Thomson Reuters
On Tuesday, a Brazilian judge overturned a 72-hour suspension imposed on Monday on the application, which is used by roughly half the population of the South American country, triggering popular outcry over the app's second judicial suspension in only five months.
The reason for the freeze - which went into effect throughout the country on Monday afternoon - was not made public due to legal secrecy in an ongoing case in a Sergipe state court, though it is believed to have been tied to a drug-trafficking investigation, according to the LA Times.
Brazilian authorities have in the past demanded data from the Facebook's encrypted messaging service.
WhatsApp had said in a statement on Monday that it was "disappointed" at the judge's decision to suspend its services, saying it had done its utmost to cooperate with Brazilian tribunals but did not possess the information the court was requesting.
A congressional commission investigating cyber crimes proposed removing messaging applications like WhatsApp from a bill that regulates the suspension of websites and other applications used for crimes such as drugs and arms trafficking.
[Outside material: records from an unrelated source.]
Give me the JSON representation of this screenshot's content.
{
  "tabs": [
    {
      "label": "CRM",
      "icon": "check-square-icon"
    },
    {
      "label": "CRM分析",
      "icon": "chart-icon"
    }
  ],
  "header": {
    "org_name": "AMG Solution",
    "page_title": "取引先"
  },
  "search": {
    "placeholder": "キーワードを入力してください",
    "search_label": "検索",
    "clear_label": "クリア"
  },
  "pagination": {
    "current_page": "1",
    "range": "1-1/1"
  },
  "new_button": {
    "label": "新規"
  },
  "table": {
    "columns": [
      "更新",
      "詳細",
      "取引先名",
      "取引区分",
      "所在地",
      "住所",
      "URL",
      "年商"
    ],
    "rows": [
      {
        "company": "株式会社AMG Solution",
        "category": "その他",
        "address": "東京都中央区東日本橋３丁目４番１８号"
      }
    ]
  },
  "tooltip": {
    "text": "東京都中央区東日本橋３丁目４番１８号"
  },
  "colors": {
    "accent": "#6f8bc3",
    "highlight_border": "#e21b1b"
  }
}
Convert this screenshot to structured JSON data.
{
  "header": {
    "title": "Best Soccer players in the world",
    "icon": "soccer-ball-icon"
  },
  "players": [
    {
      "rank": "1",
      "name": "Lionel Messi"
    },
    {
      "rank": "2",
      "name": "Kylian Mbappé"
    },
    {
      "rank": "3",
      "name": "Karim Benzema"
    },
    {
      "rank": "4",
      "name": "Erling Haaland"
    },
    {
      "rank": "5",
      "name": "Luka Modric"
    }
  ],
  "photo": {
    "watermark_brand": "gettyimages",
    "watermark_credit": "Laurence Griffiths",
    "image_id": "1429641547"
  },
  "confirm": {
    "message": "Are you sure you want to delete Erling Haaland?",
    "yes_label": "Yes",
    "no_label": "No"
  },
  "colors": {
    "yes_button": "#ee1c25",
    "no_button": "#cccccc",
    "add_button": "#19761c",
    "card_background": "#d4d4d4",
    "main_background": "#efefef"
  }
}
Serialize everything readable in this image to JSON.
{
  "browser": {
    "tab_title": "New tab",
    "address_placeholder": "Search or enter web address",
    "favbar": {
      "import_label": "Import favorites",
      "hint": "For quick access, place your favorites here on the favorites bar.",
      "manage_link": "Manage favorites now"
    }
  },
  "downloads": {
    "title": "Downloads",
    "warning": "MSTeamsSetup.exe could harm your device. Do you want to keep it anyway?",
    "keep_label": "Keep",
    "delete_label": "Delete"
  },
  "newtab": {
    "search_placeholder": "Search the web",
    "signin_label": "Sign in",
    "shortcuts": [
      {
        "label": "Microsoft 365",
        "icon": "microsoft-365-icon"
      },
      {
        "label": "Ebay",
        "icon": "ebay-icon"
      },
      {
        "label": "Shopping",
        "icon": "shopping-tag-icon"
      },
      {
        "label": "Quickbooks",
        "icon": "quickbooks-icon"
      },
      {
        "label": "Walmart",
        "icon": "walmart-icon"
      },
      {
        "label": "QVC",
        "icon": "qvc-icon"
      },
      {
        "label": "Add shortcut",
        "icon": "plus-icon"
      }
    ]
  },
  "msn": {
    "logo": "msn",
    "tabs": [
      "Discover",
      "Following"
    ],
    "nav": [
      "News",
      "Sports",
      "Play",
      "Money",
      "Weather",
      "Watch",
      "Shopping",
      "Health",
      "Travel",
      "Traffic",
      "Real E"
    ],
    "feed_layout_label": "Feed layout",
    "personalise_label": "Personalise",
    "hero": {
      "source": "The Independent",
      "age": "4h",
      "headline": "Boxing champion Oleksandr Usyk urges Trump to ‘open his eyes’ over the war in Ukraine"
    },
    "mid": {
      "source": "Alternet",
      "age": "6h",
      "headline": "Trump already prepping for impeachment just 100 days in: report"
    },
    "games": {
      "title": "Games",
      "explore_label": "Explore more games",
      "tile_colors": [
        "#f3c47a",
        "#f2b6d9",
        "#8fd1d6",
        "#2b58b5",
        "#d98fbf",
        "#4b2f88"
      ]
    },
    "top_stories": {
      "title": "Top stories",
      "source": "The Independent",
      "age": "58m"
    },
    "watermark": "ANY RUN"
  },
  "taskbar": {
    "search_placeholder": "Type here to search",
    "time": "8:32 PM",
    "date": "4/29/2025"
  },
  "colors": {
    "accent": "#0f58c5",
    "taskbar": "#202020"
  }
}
The legislation will now have to pass through several other congressional committees before being put to vote in the floor of the lower and upper house.
"This way the legislation makes it very clear that judges cannot block these applications, because those suspensions do not fulfill their objectives," lawmaker Sandro Alex, who helped draft the bill, said in a WhatsApp message.
AP Photo/Andre Penner
Critics have said the bill would actually make it easier for judges to shut down websites and applications, hurting the freedom of speech of internet users.
Other proposed reforms would help avoid shutdowns of this kind by allowing specific individuals or IP addresses suspected of illicit activity to be blocked, rather than the access of all users.
The judge who ordered Monday's 72-hour suspension, Marcel Maia Montalvao, in March ordered the imprisonment of Facebook's Brazil-based vice president for Latin America, after the company refused to give data from the company's encrypted messaging service to law-enforcement for use in a drug-trafficking investigation.
The executive was freed after about 24 hours, when an appeals court overturned his arrest.
Monday's brief suspension was the second time the widely popular messaging service has been blocked in Brazil in recent months. In December, another court ordered a 48-hour shutdown after the app refused to comply with a different criminal investigation. A higher court quickly overturned the order, and the service was only down for 13 hours.
Thomson Reuters
WhatsApp has grown immensely popular in Brazil, which is Latin America's largest country and the world's seventh-largest economy. The messaging service has basically replaced normal text messaging.
Brazilians using other common plans have no way to message without WhatsApp, according to the LA Times, and the app is also used by people, companies, and federal and local governments for voice calls and sending images and other files.
The company has said in the past that it does not store encrypted information from WhatsApp messages. Facebook Chief Executive Mark Zuckerberg had urged Brazilians in a Facebook post to gather outside Congress on Wednesday to demand the messaging service never be blocked again.
Monday's block was widely panned in the Brazil, where more than 90% of Android devices have WhatsApp installed. Cost-conscious Brazilians make avid use of free messaging apps, of which WhatsApp is the most popular, and criticism came from sources ranging from telecom representatives to laborers.
"I'm losing loads of time and wasting money," João Valério dos Santos, a 38-year-old general contractor, told the LA Times.
Other users were frustrated because the suspension could force them to use fee-based messaging services.
"It's just a way of getting more money out of us, when we already have to pay for so many things," a 20-year-old shop assistant in Rio de Janeiro told Reuters.